Throw in the juice of three to four limes.

Optional: and this is one of the ways my sangrita diverges from most---add the juice of one fresh grapefruit!

Add a few spoonfuls of Worcestershire Sauce. Some people use Steak Sauce, but I don’t.

Add in either de-seeded and diced hot peppers, or as a shortcut, Cholula Hot Sauce (you may prefer Tapatio, but I sincerely prefer Cholula). If you want a smokier, chipotle-style tang, use a smokier hot sauce. Please note the idea here is to add a little smoky heat, not to burn your taste buds out. What's the point of that? Then you won't be able to appreciate the tequila!

Another divergence of my sangrita: in a blender, liquefy a couple of medium, juicy tomatoes and a small sweet onion, and then strain through a sieve and add to the mix.

Salt and pepper to taste. Add celery sauce if you want. Can’t hurt.

Seal the jar, and shake it wildly, and you have sangrita. Keep chilled in the fridge.

Serve it next to your caballito (the tall shot glass that good tequila is often served in). Make sure you use 100% Agave Tequila. I prefer Reposado. And I reccomend Herradura Resposado, because it's rested/aged for 11 months, rather than the two required.

Sip the tequila. Sip the sangrita. Repeat application as needed. Show your friends how sophisticated you have become.

Tuesday, June 2, 2009

A Mature Riesling, Bree and Me...

There I was sitting blissfully atop Spring Mountain, overlooking Napa Valley and the town of St. Helena far, far below. The day was dwindling down into summer twilight, a chill fog was scudding in, weaving its way through the vineyards below, good friends were surrounding me, fine cheeses were on the table, and I had a glass of Navarro Riesling before me.
Ah, but it wasn't just any glass of Navarro: it was a bottle I had been husbanding in my wine cage for some time, intrigued by how it might age and develop. This was a Navarro Riesling Anderson Valley 2000.

The folks at Navarro typify the pioneering aspects of California artisanal vintners. They aren't interested in pushing the volume envelope or setting the business world on fire by posting ever-increasing profit margins; they are more concerned with producing wines of distinct character and style, wines that reflect their place and their passions. And they have a pretty loyal following in their endeavor.

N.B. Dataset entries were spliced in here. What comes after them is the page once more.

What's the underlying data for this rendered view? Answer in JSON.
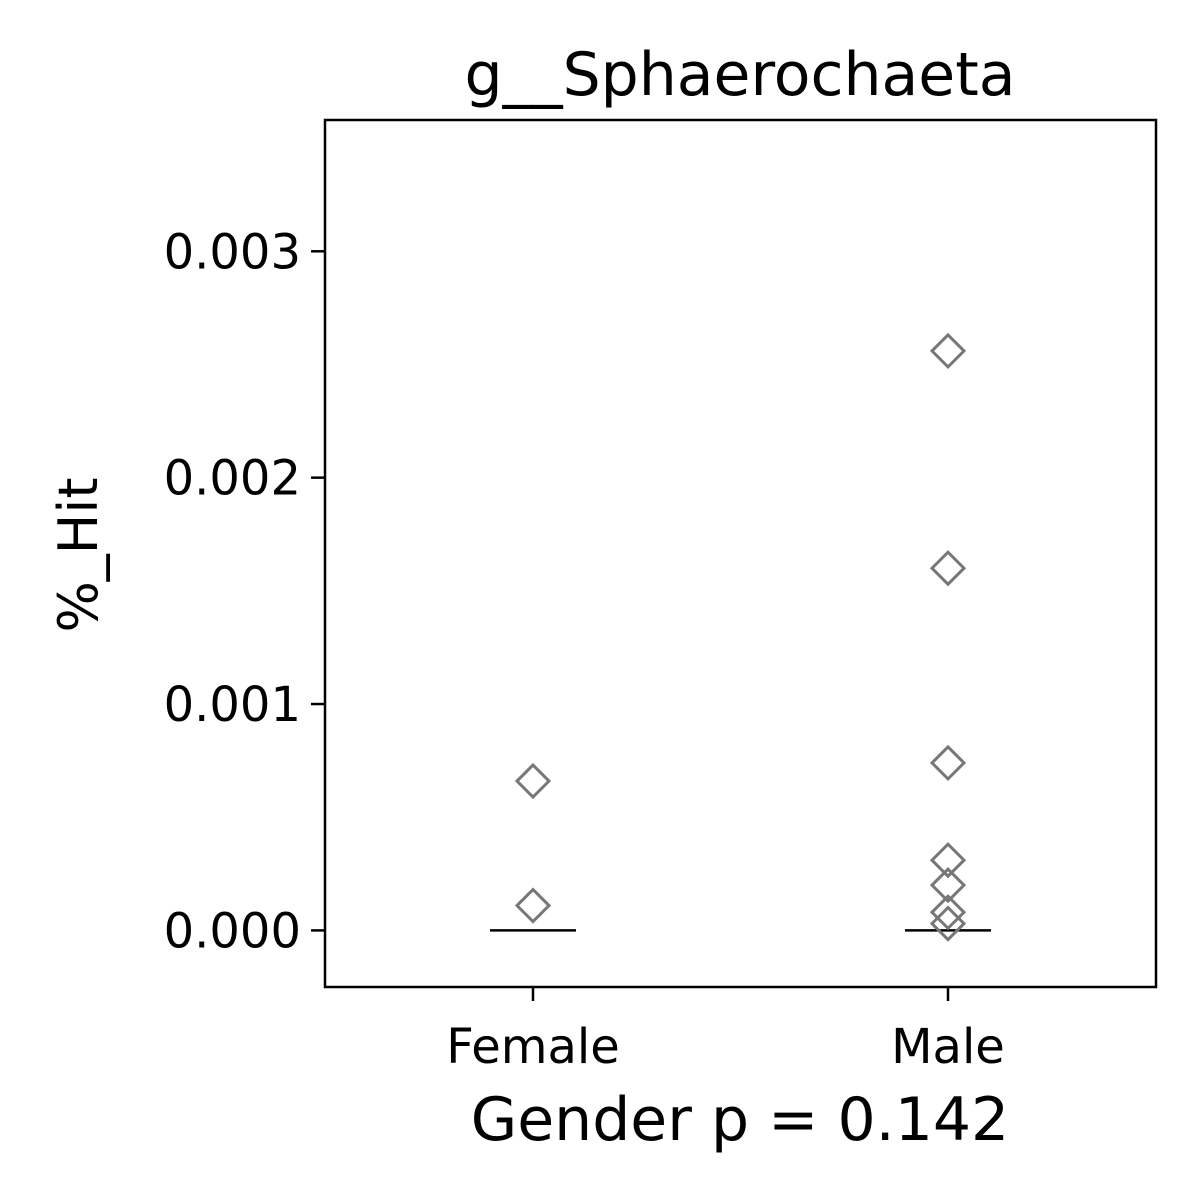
{
  "chart_data": {
    "type": "scatter",
    "title": "g__Sphaerochaeta",
    "xlabel": "Gender p = 0.142",
    "ylabel": "%_Hit",
    "categories": [
      "Female",
      "Male"
    ],
    "ylim": [
      -0.00025,
      0.00358
    ],
    "yticks": [
      0.0,
      0.001,
      0.002,
      0.003
    ],
    "ytick_labels": [
      "0.000",
      "0.001",
      "0.002",
      "0.003"
    ],
    "grid": false,
    "marker": "diamond-open",
    "marker_color": "#777777",
    "median_color": "#000000",
    "series": [
      {
        "category": "Female",
        "values": [
          0.00066,
          0.00011
        ],
        "median": 0.0
      },
      {
        "category": "Male",
        "values": [
          0.00256,
          0.0016,
          0.00074,
          0.00031,
          0.0002,
          8e-05,
          3e-05
        ],
        "median": 0.0
      }
    ]
  }
}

Fellow traveler Allan Bree in particular is fond of Navarro, so I thought this the appropriate occasion to sample this moderately aged Riesling. I could tell I was right when I saw his eyes light up as I pulled the bottle from the bag and showed him the vintage on the label.

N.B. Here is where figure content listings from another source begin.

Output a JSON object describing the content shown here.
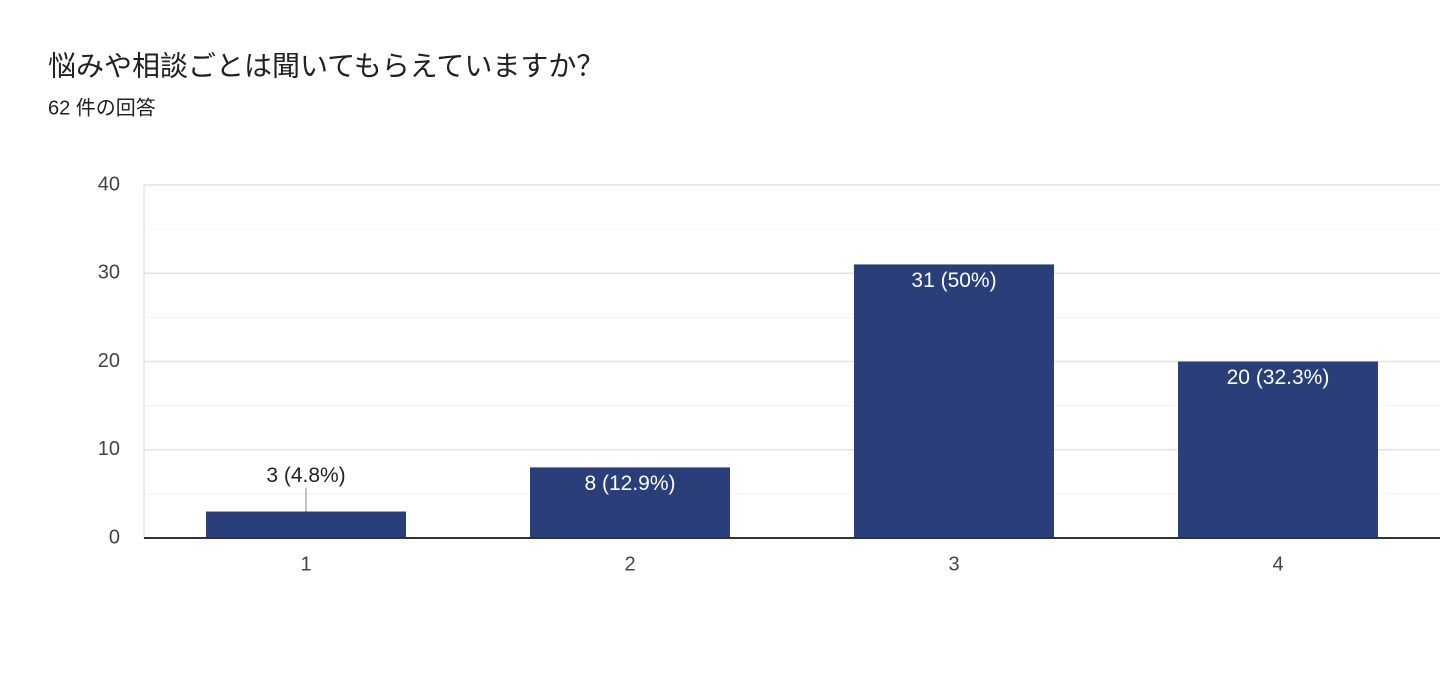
{
  "chart_data": {
    "type": "bar",
    "title": "悩みや相談ごとは聞いてもらえていますか？",
    "subtitle": "62 件の回答",
    "categories": [
      "1",
      "2",
      "3",
      "4"
    ],
    "values": [
      3,
      8,
      31,
      20
    ],
    "value_labels": [
      "3 (4.8%)",
      "8 (12.9%)",
      "31 (50%)",
      "20 (32.3%)"
    ],
    "color": "#2a3f7a",
    "ylim": [
      0,
      40
    ],
    "yticks": [
      0,
      10,
      20,
      30,
      40
    ],
    "grid": true,
    "minor_grid": true
  }
}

The wine was solid and foursquare, with distinct Riesling character, and it was handling its age---ancient by California Riesling standards; modest by Navarro standards---with grace and dignity. I use the words advisedly, because this is not, definitely not, a young and nubile Riesling. It is mature, developed, and far beyond the blush of youth. The pretty florals of honesuckle and jasmine are all gone. The juicy fruitiness has become lean, and crisp, and has transitioned to tart quince, dried apricot, and citrus overtones. It has also taken on heft, more muscle over fat than simply weight, though, for it is firm and far from flabby.
There was a fierce streak of lemon-pith bitterness at the very end that could be off-putting to some. It wasn't to me, or fellow drinker Brad Kane (although he identified it as well), and Bree positively bridled at the suggestion...first, that there was any bitterness at all, and second that it might be found unattractive. I tried to convince him that "bitterness" was not necessarily a negative term, but he was dubious and looked at me askance for the remainder of the evening with great suspicion that I was impugning one of his favorite producers.

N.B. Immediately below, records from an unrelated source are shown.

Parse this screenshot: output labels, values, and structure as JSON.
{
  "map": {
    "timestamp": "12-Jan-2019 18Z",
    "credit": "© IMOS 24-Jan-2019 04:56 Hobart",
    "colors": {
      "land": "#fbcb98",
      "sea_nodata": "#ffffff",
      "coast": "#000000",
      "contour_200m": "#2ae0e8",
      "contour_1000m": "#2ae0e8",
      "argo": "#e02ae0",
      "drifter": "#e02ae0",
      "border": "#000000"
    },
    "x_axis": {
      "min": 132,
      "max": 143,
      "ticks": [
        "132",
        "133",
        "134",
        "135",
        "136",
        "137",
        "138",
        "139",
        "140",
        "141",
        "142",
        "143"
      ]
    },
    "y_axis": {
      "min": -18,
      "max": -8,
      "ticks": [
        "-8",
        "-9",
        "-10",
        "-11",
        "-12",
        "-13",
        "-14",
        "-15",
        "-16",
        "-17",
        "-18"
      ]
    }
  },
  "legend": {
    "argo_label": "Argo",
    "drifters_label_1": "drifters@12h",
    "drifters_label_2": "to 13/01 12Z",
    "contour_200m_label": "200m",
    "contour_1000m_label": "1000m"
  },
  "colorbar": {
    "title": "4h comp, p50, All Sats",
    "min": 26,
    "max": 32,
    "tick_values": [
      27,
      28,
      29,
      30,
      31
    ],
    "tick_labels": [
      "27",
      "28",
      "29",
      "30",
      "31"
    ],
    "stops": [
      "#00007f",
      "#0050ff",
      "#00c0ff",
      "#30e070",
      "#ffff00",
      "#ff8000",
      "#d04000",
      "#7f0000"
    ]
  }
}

Hey, I like bitterness. Sometimes. And it was more an accent statement here than anything, and definitely pulled back in intensity with the cheeses on the table. So all in all, an impressive wine, holding its age well, and showing the ability of Riesling to develop beyond the infant years to show other facets of its persona. Shows what can be done with a great variety from a good location, handled with attention and care.